How much does it cost to get into Powered Paragliding?
New motors typically cost between $5800 and $9900. Beginner wings cost between $3000 and $4500. Why so expensive? The current breed of motors are special-purpose for Powered Paragliding. These motors are high-performance two-strokes, designed from inception to sit on a human being’s back and put out enough thrust to lift them off the ground with the help of a wing. Additionally, they’re all designed and manufactured in Europe, where labor and taxes are at a premium.
All up price is usually $10500-$15000, depending on your weight, whether you want to fly in a trike or foot launch, and the features installed on your motor. This estimated cost considers:
- Training ($2000-$2500)
- Radio Helmet ($350)
- hook knife ($30)
- reserve parachute ($700)
- water rescue device ($285)
- windsock and pole ($100)
- wing ($3000-$4500)
- motor ($5800-$9900)
- educational materials ($75)
Why don’t you train in the winter?
We fly through the winter on select days, but training is difficult for a number of reasons:
- With ice or wet snow, launches can be slippery. There is an increased risk of falling during launch.
- It’s cold, and our fingers don’t work for long. With thick gloves, it’s difficult to feel what your wing is doing on launch.
- With the jet stream dipping south during the winter, the wind is too strong most days.
- Especially approaching Spring, the training field is soggy and vulnerable to damage.
How much does a paramotor weigh?
42-95 lbs, not including trikes and gasoline. Lately, 48 lbs has been norm. Motors used to be much heavier, so don’t be surprised if a used motor is difficult to lift. It also used to be that heavier pilots necessitated heavier motors, but that is no longer the case– We’ve entered a golden age of light, powerful motors!
Is it hard to fly?
Flying is the easy part. Once you are in air you’re at the center of gravity, and the wing behaves. In contrast, launching requires kiting skill. The hardest part of flying is making the judgement calls necessary to keep yourself within a healthy margin of safety, such as when to decide not to fly.
Where can I fly?
With the exception of the around major airports and over populated areas, almost anywhere. The law that governs powered paragliding is the FAA’s FAR 103, which outlines where we cannot fly rather than were we can. This gives us enormous flexibility. Occasionally, there are times when nobody can fly, like during the visit of a foreign dignitary, or while the president is touring lighthouses. Fortunately, these times and locations are published online.
Is it safe?
It’s as safe as you make it– really! If you fasten your legs straps, carabiners and helmet then fly straight and level over landable terrain in good weather, you face minimal risk. If you “yank and bank” next the ground behind obstacles on a windy day, or fly far out over the ocean without flotation, you face increased risk. The School of Personal Flight will help you understand the less obvious risks, such as oscillation on lauch, propeller dangers and object fixation.
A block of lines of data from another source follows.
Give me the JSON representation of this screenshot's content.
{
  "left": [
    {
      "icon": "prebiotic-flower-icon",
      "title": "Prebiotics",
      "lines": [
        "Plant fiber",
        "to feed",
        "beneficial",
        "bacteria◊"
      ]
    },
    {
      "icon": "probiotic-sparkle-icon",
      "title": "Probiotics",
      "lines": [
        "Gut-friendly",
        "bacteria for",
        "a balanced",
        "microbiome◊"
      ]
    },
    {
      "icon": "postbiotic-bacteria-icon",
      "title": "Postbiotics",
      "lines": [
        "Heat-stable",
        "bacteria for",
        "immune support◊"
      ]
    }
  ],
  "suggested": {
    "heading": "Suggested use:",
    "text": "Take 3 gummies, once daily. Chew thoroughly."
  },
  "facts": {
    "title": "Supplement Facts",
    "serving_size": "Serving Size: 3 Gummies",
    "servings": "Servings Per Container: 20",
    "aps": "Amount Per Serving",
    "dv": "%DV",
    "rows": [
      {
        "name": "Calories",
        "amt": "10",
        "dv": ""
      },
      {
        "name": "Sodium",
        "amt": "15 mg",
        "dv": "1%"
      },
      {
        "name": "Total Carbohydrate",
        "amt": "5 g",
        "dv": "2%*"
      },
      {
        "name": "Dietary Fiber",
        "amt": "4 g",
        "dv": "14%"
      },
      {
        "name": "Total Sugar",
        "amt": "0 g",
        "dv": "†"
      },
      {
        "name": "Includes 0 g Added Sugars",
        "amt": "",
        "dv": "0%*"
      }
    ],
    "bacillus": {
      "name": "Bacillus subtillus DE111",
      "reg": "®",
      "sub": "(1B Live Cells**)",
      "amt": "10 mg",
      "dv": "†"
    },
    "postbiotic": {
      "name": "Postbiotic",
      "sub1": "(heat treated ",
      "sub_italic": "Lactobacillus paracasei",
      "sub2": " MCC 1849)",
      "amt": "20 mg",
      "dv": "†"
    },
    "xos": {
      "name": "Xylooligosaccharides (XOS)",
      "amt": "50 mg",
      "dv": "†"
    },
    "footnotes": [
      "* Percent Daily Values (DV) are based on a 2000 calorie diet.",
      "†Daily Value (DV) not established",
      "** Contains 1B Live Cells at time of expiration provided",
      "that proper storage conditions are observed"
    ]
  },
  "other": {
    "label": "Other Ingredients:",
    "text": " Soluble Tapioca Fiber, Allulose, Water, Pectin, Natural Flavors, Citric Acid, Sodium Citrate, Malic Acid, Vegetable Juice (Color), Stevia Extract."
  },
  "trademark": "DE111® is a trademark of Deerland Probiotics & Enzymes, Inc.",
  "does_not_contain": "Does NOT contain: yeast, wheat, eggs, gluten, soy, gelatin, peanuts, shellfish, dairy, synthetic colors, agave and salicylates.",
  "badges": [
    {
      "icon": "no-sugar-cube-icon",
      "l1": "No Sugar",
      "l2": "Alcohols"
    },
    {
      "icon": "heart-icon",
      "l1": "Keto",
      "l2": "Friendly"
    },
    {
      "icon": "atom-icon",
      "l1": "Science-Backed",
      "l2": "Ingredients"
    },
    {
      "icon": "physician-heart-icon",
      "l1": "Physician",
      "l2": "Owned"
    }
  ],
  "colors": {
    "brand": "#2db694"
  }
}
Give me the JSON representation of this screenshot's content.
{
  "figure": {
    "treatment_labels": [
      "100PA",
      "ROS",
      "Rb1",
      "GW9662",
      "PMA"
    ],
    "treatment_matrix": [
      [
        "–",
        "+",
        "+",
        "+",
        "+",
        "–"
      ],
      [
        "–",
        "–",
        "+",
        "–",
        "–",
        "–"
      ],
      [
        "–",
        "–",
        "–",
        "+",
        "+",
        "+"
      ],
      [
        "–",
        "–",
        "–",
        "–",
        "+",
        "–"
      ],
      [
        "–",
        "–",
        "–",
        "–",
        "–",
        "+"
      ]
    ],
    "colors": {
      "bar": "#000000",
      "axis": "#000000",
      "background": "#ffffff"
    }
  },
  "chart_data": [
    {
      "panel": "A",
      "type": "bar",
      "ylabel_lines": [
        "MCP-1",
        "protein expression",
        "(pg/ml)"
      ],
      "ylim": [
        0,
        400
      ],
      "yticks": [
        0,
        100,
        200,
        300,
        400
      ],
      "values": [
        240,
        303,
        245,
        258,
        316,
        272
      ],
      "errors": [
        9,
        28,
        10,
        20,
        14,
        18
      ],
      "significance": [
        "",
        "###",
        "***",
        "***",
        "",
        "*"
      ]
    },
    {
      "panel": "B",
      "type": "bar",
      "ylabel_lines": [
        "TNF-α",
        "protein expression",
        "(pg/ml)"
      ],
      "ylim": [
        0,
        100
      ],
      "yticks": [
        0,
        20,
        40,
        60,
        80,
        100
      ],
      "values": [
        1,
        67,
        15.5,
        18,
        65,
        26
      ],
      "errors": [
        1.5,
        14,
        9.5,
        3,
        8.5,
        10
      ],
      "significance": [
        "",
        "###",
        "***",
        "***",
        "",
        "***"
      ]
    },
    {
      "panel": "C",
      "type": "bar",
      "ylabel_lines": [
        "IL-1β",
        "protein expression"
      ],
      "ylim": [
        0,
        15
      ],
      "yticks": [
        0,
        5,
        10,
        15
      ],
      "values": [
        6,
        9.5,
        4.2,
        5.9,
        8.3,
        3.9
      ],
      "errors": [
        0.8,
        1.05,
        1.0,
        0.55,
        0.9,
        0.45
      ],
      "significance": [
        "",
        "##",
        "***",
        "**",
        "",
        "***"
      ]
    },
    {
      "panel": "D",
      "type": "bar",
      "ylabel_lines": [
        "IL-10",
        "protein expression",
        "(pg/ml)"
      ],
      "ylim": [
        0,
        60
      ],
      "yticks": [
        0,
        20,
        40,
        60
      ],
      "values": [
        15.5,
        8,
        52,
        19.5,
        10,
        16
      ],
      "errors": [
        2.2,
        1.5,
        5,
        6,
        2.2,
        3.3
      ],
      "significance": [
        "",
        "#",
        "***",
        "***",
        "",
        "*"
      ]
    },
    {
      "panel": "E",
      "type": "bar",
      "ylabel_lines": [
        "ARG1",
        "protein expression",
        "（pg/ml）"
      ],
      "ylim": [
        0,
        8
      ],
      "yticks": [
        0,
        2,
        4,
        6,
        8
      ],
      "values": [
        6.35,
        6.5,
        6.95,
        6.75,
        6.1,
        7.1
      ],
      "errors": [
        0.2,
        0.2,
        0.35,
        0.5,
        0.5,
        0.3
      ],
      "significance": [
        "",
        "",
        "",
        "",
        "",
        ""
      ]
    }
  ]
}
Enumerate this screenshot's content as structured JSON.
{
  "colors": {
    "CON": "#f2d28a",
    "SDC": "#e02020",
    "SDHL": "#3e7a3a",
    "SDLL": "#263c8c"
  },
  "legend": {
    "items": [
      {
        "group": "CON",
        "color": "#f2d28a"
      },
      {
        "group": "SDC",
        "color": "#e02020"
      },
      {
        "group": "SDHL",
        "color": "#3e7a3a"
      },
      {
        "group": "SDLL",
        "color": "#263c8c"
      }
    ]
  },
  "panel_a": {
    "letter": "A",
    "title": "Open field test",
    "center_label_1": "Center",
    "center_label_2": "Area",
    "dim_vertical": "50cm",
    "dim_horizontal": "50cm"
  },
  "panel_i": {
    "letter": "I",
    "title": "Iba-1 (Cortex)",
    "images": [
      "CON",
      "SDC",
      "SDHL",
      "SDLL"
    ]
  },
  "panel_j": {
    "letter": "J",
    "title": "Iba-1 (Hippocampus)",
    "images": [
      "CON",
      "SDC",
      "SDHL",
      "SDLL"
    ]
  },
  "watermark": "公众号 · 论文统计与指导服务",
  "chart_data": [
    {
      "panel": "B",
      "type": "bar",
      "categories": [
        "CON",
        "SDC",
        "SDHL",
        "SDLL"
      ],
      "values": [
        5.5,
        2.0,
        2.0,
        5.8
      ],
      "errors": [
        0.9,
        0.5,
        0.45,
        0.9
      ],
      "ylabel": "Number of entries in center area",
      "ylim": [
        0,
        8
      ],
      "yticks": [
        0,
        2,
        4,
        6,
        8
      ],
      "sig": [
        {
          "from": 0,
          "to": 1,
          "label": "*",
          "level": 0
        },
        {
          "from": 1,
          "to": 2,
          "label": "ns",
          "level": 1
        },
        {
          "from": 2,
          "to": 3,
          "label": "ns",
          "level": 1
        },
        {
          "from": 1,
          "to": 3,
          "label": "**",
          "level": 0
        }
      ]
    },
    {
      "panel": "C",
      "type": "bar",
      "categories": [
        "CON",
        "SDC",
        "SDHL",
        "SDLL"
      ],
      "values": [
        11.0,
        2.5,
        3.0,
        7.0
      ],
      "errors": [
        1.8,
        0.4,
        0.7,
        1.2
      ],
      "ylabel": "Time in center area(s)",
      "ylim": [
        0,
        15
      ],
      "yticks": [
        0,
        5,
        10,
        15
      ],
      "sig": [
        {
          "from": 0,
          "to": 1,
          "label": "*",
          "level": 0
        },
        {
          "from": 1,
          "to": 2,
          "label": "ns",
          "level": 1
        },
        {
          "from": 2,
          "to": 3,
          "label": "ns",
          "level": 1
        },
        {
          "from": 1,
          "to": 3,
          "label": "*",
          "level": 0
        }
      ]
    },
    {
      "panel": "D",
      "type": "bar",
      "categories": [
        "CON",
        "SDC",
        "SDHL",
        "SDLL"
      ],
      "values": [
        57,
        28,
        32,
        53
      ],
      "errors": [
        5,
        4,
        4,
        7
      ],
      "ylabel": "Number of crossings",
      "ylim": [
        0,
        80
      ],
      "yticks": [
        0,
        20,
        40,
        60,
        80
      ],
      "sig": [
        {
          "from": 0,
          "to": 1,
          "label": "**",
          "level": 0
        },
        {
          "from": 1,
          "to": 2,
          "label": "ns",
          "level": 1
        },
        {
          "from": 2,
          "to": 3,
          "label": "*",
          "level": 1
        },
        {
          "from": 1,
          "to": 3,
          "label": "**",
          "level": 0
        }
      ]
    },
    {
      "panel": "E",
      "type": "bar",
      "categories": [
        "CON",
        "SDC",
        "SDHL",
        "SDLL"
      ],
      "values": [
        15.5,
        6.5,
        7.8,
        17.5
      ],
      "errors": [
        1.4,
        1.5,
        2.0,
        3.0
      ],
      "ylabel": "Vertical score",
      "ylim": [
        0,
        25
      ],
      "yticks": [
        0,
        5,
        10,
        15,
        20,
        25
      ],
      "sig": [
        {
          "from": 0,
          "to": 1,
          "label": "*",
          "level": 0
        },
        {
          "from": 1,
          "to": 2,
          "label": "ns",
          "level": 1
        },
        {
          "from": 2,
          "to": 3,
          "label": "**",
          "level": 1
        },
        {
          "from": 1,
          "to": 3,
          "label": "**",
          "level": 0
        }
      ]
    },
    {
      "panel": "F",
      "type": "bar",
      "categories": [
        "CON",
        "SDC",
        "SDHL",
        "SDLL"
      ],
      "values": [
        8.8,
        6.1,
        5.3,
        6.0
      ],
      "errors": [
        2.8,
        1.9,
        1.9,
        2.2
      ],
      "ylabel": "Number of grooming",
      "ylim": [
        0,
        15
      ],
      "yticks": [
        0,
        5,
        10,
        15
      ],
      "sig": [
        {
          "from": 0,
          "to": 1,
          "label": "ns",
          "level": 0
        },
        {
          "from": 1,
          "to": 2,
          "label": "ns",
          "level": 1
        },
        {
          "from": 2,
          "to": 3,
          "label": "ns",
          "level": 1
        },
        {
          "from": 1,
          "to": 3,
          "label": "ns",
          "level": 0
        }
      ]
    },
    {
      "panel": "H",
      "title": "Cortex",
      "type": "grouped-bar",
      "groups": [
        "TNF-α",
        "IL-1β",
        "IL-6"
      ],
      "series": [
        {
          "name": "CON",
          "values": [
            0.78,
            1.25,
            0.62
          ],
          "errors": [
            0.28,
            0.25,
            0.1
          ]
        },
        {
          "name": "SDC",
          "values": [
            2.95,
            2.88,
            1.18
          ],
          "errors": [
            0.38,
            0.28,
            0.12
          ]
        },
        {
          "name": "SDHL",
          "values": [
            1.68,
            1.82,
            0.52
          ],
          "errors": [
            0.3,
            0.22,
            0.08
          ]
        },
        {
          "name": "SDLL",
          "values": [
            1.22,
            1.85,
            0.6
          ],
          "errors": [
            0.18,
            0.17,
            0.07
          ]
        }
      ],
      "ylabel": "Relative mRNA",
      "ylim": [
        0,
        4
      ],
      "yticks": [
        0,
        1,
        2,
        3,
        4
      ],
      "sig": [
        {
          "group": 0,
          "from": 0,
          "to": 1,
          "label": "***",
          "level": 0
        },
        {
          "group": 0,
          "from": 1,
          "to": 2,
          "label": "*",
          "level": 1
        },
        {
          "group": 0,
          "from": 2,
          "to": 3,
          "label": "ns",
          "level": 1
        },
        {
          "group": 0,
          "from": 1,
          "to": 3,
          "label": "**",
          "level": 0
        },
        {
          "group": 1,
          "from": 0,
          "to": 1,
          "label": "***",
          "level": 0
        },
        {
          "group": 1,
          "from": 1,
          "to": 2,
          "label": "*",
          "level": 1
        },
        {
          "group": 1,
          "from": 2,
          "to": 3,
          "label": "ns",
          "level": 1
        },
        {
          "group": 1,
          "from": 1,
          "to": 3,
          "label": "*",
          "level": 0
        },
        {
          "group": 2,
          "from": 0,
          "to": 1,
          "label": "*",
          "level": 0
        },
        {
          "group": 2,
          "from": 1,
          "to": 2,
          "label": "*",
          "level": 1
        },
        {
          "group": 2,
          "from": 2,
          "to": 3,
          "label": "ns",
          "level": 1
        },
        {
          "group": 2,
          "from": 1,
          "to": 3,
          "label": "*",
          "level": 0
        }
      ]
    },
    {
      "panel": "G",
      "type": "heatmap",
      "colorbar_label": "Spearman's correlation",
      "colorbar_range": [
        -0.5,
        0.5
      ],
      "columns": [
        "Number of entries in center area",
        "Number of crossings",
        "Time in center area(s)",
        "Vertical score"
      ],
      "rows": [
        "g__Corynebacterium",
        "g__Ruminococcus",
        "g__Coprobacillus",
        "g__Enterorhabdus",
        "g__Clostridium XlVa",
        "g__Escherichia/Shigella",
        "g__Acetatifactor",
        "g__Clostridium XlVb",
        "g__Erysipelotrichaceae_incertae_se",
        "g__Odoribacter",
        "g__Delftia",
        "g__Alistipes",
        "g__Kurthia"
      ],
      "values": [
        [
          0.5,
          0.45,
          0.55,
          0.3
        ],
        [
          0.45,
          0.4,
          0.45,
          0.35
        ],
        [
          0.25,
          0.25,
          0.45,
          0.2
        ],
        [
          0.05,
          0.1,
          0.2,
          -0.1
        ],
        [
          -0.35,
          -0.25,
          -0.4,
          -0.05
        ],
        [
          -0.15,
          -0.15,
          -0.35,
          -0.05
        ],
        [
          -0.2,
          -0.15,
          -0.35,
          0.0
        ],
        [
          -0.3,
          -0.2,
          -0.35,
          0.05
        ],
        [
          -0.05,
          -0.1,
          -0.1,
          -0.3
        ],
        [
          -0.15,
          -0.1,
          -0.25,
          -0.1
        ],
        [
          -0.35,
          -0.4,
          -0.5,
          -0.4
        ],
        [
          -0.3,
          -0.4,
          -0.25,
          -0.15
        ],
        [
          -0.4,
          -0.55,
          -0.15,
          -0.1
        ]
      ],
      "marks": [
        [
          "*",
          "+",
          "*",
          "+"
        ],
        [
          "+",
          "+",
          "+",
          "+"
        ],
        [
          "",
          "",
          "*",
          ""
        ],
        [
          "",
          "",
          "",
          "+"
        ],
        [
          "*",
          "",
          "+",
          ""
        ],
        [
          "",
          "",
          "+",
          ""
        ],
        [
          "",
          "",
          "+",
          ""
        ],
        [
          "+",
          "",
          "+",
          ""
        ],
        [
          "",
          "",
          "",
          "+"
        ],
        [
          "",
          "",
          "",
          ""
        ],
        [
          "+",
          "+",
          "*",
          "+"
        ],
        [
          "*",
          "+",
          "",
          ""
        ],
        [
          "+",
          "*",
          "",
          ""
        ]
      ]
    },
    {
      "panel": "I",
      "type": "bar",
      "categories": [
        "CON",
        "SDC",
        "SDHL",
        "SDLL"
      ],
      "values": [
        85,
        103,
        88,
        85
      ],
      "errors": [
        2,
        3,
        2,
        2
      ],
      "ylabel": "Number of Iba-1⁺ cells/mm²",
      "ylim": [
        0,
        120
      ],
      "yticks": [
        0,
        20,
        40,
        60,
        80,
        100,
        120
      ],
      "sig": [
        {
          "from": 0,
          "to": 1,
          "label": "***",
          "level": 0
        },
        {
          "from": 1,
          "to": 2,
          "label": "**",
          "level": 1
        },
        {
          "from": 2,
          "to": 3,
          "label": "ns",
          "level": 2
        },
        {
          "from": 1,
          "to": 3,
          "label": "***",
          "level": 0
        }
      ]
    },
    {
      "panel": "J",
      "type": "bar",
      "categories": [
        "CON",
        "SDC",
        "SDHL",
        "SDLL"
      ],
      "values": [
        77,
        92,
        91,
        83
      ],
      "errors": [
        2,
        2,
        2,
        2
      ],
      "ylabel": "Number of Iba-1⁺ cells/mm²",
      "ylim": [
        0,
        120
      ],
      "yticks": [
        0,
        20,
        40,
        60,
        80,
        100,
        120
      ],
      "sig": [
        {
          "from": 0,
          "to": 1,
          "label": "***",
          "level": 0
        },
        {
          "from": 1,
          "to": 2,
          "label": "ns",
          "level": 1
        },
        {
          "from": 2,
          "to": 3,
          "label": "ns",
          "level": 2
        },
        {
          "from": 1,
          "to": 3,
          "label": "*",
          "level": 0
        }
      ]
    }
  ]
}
How long does it take to learn how to fly a Powered Paraglider?
If you have a week to dedicate exclusively to flying, and the weather cooperates for the entire time, you can learn to fly in that time. Realistically, 10 days of training is more the norm. Flying is more than just the physical skill– you also need to understand aeronautical charts and the few laws we fly under (FAA FAR 103).
Is PPG physically demanding?
Training can be tiring, but once you get the hang of launching, the rest is easy. The most tiring part becomes the walk to your car if you land far from it. You have to be able to run a short distance, up to 100 feet, at 10-12 miles per hour with the motor on your back. Usually no more is required for launch. Once you get the hang of it, it’s easier than it sounds– the motor provides the forward force and you just have to keep your legs moving under it. Training, and your first few flights are going to be the most physically taxing; you will likely need hours of kiting practice before you can reliably control the wing. Some of that practice will be in zero wind, so you will need to run the full airspeed required for takeoff.
What is it like to learn PPG in Maine? How is it different than other locations?
We have a lot of trees, so the school emphasizes defensive flying and spot landing. Should your motor stop, you’ll have the skills and experience to land in the nearest available clearing. We also frequently launch in light and nil winds, and training at most other locations doesn’t help much. However, despite light winds on the ground we often have faster winds aloft, so a faster wing is recommend for year-round flying. New pilots can choose to train on a reflex wing– a style better suited for cross-country flying in Maine.